Improved Microbial Carbon Use Efficiency With Low Tillage Intensity: Evidence and Research Gaps

Abstract

High microbial carbon use efficiency (CUE) in agricultural soils can limit the return of atmospheric carbon dioxide (CO₂) from organic matter mineralisation and potentially increase soil organic carbon (SOC) accumulation through the formation of microbial biomass and necromass. Therefore, soil management practices that increase microbial CUE are relevant for sustainable agriculture and climate change mitigation. We conducted an exploratory literature review and evidence synthesis to compare microbial CUE between conventional tillage (CT) and low-intensity tillage systems (reduced tillage, RT and no-tillage, NT). The synthesis of 50 paired observations from 11 studies showed an overall increase in microbial CUE of 12% in soils under low-intensity tillage compared to CT (p = 0.02).
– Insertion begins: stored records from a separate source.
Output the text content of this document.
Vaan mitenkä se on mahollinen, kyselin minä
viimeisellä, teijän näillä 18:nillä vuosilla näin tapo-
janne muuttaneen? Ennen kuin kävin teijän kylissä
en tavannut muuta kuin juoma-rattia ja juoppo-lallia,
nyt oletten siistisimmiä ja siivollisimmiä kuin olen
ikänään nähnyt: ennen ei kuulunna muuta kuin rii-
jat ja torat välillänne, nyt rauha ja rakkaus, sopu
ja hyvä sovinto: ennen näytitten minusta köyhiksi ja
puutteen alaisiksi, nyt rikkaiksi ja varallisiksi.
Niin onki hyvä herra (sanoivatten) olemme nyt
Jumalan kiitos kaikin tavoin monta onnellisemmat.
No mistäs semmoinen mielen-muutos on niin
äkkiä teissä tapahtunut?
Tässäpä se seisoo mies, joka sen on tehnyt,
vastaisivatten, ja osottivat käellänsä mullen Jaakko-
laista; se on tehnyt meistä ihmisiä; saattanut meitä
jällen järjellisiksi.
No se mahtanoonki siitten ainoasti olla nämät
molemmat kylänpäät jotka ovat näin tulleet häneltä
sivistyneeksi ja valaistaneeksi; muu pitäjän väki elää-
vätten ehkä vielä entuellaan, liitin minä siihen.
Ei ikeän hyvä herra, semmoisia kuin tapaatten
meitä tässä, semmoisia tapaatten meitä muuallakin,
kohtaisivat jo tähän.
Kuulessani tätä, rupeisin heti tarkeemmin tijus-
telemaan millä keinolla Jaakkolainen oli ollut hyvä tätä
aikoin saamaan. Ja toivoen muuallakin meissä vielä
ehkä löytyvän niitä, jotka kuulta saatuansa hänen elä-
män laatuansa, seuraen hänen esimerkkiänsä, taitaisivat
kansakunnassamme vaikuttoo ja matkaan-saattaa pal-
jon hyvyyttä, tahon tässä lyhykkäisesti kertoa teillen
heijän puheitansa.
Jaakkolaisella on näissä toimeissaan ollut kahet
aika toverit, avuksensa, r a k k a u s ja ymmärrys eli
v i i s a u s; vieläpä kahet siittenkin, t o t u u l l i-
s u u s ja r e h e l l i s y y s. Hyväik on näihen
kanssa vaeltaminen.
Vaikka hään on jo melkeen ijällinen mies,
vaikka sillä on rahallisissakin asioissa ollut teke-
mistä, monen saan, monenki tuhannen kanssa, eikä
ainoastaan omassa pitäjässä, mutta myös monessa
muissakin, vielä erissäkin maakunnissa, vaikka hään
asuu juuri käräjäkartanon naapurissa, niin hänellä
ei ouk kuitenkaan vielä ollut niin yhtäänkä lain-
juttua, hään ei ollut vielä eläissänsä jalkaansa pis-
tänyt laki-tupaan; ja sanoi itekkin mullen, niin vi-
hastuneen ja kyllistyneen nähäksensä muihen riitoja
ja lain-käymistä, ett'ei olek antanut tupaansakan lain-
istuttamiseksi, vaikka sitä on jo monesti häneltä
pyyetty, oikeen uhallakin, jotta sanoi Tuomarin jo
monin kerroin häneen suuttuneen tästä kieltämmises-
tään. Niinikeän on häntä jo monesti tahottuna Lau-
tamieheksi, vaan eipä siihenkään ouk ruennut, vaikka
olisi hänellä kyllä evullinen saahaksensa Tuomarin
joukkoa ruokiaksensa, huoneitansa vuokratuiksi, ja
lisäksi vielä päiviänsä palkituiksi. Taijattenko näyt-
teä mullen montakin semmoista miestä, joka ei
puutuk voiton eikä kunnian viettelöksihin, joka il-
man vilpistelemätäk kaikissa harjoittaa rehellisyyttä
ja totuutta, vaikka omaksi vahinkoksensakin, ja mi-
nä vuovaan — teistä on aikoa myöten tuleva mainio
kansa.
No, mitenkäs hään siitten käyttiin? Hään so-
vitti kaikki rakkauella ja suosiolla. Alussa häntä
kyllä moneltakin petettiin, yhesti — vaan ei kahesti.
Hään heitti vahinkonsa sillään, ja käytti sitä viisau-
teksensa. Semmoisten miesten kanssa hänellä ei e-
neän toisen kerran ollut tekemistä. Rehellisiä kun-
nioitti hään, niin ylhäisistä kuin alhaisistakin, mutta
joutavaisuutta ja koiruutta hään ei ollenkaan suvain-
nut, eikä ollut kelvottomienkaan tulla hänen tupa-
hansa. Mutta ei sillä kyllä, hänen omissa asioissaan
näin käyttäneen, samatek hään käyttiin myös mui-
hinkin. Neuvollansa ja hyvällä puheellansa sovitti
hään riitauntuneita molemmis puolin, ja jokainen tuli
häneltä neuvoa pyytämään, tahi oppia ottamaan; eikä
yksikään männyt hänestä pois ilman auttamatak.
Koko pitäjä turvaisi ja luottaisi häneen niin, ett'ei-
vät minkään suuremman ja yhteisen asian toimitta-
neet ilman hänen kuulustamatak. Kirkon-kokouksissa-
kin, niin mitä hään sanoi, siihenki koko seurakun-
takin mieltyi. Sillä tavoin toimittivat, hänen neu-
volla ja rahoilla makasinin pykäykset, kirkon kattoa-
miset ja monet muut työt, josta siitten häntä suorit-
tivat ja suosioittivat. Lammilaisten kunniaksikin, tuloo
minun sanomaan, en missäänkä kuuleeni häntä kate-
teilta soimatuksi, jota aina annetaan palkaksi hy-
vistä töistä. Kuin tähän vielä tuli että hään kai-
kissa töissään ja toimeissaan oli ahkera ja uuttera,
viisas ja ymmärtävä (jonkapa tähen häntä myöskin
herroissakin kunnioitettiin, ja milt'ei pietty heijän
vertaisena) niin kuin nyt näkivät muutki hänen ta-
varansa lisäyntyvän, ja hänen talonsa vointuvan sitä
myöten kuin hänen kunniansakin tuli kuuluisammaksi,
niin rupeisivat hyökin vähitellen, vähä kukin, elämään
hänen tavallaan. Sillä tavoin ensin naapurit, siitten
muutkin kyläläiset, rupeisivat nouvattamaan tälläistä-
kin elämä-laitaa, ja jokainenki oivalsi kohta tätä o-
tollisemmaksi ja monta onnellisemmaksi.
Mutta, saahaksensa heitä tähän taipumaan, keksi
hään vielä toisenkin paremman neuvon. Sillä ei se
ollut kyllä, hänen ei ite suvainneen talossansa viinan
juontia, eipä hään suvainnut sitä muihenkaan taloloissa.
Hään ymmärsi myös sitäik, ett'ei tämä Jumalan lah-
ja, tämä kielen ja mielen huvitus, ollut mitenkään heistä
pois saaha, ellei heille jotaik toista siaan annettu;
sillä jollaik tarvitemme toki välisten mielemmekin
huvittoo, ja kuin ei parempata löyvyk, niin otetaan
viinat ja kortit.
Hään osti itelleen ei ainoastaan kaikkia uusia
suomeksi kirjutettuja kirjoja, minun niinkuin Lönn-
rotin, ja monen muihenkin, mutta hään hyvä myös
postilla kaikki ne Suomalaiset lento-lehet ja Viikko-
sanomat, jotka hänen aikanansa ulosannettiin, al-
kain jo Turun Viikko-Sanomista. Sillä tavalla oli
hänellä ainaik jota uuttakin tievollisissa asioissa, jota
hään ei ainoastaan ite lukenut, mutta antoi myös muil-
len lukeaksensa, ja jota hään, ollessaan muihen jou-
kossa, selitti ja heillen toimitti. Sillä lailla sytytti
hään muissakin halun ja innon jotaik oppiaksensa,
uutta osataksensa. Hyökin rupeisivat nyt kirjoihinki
Separate tillage contrasts of RT and NT versus CT (i.e., RT/CT and NT/CT) also showed higher microbial CUE for soils under low-intensity tillage with p = 0.06 and p = 0.05, respectively. The increase in CUE is likely due to improved substrate availability for microbial growth and/or changes in the microbial community induced by the contrasting tillage systems. However, the limited availability of quantitative data linking tillage-induced changes in these drivers to microbial CUE constrains further analysis. We also extracted available SOC data from the eligible studies, but this data did not provide evidence that increases in microbial CUE were correlated with increases in SOC content. Future studies should extend the emerging empirical data set and clarify the abiotic and biotic drivers through which tillage practices can be refined for better SOC management and climate change mitigation strategies. Further studies should also aim to better understand the link between microbial CUE and SOC dynamics, which is important for the representation of CUE in global SOC models.